研究内容
山崎研究室 : 2018/07/28
研究の概要
生物は遺伝子の発現を調節する仕組みをいくつも持ち、それぞれの仕組みが様々な階層と場面で機能する複雑で綿密な遺伝子発現ネットワークが構成されています。この中で、私たちはmicroRNA (miRNA)と呼ばれる小分子RNAが遺伝子発現を負に制御する仕組みとその生理的役割に着目して研究を行っています。miRNAは自身と相補する配列をもったmRNAに作用して遺伝子発現を調節するのですが、では一体このmiRNAがどのようにして作られ、どのように作用し、そしてどういった生命現象に関与しているのでしょうか?その分子メカニズムの多様性と共通性を、単細胞真核生物のクラミドモナスを使った研究から解明することを目指しています。
クラミドモナスのmiRNA生合成・作用メカニズムについて
クラミドモナスにおけるmiRNA生合成に必要な遺伝子や、mRNAに働きかけるために必要な遺伝子を、遺伝学的手法で探し出しています。
miRNAは21塩基前後の1本鎖小分子RNAです。miRNAはゲノム上のmiRNA遺伝子にコードされ、これが転写されることでmiRNAの生合成が始まります。初期転写物(primary miRNA)は、分子内の相補配列が結合してヘアピン構造をとります。すると2本鎖RNA切断酵素ダイサー(Dicer)とRNA結合タンパク質の働きによって多段的に加工され、2本鎖miRNAが出来上がります。2本鎖miRNAはアルゴノートタンパクに取り込まれ、そのうち1本鎖だけが残って複合体(RISC)を形成します。RISCはmiRNAと相補する配列を持つmRNAに結合し、mRNAを切断したり、mRNA上の翻訳反応を抑制したりします。

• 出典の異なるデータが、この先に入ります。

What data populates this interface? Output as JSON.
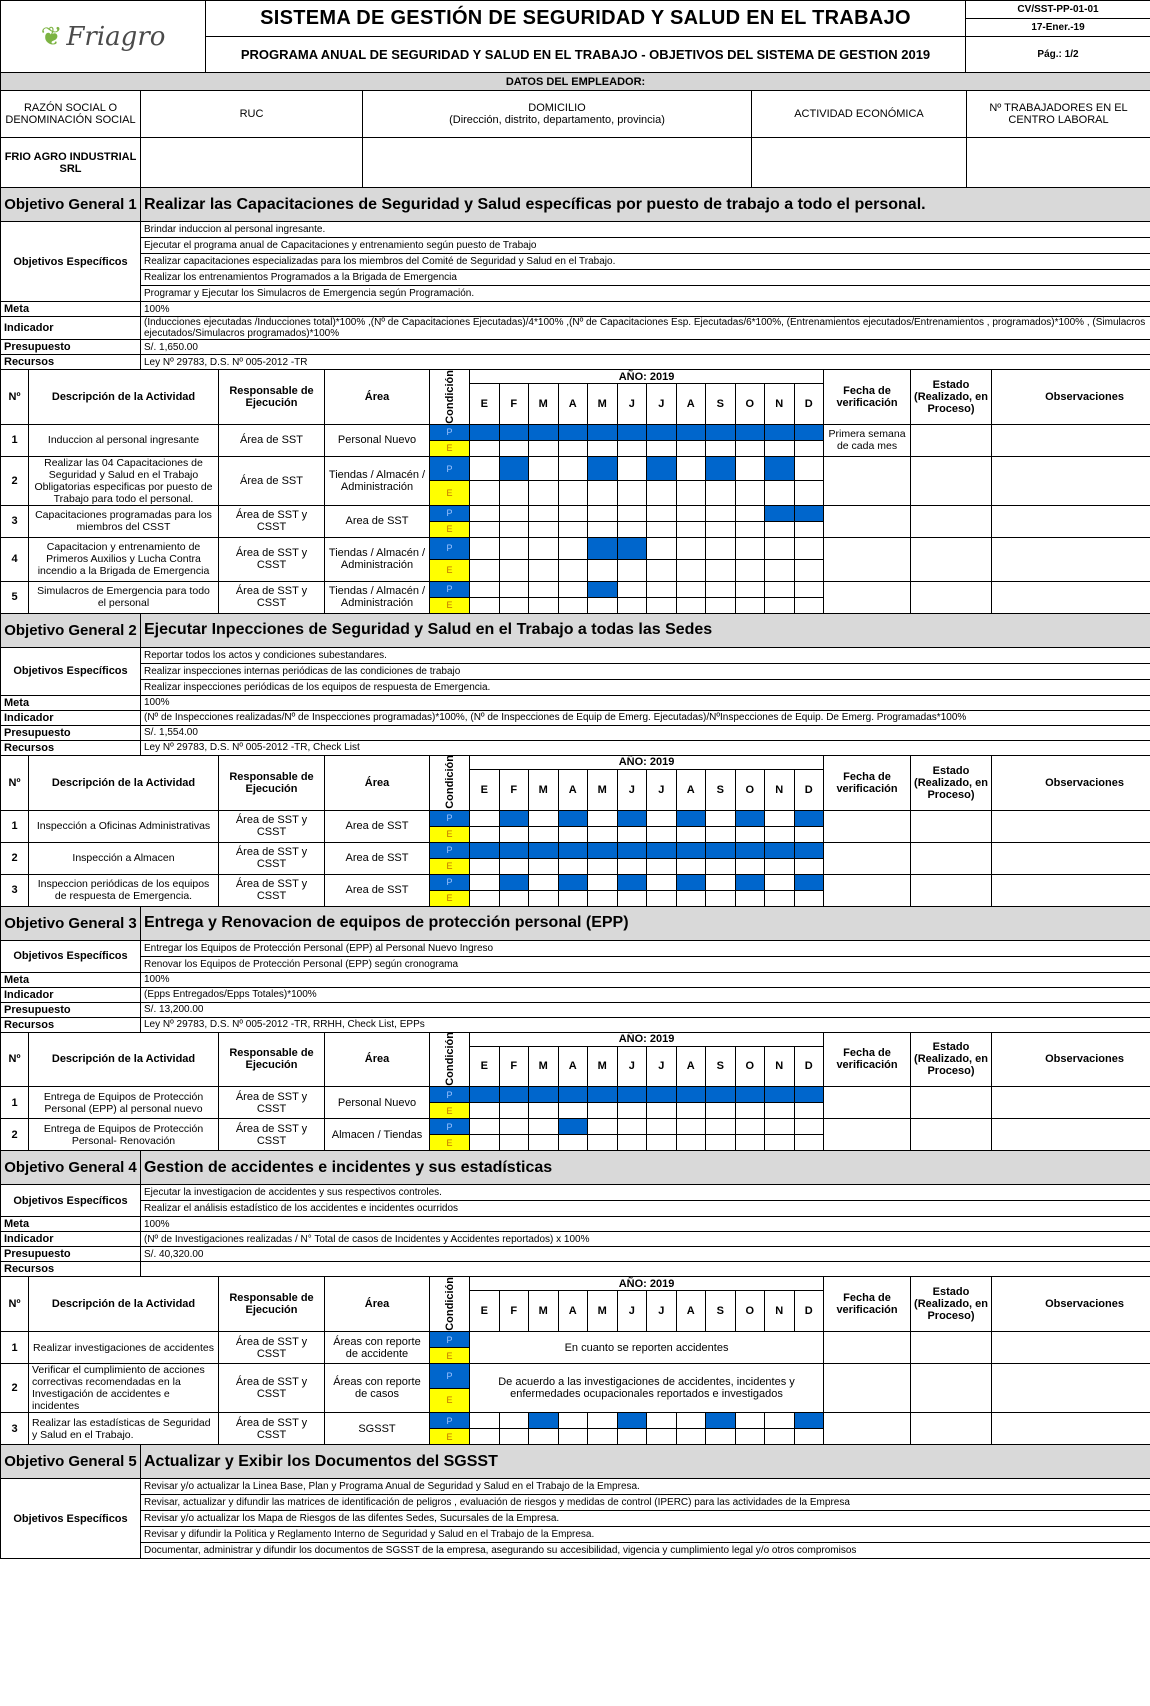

miRNAの作られかた、作用のしかたを様々な真核生物の間で比較すると、ダイサーとアルゴノートが関わる幹となる反応は保存されています。その一方で、反応の細部は進化の過程で多様化・複雑化しています。また、こうしたmiRNAの生合成や作用メカニズム関する研究は多細胞モデル生物で進んでいる一方、単細胞生物を使った研究はほとんど行われていません。私たちは、miRNAの起源や多様化に関する問に答える一つの方法として、単細胞緑藻のクラミドモナスを使って研究を行っています。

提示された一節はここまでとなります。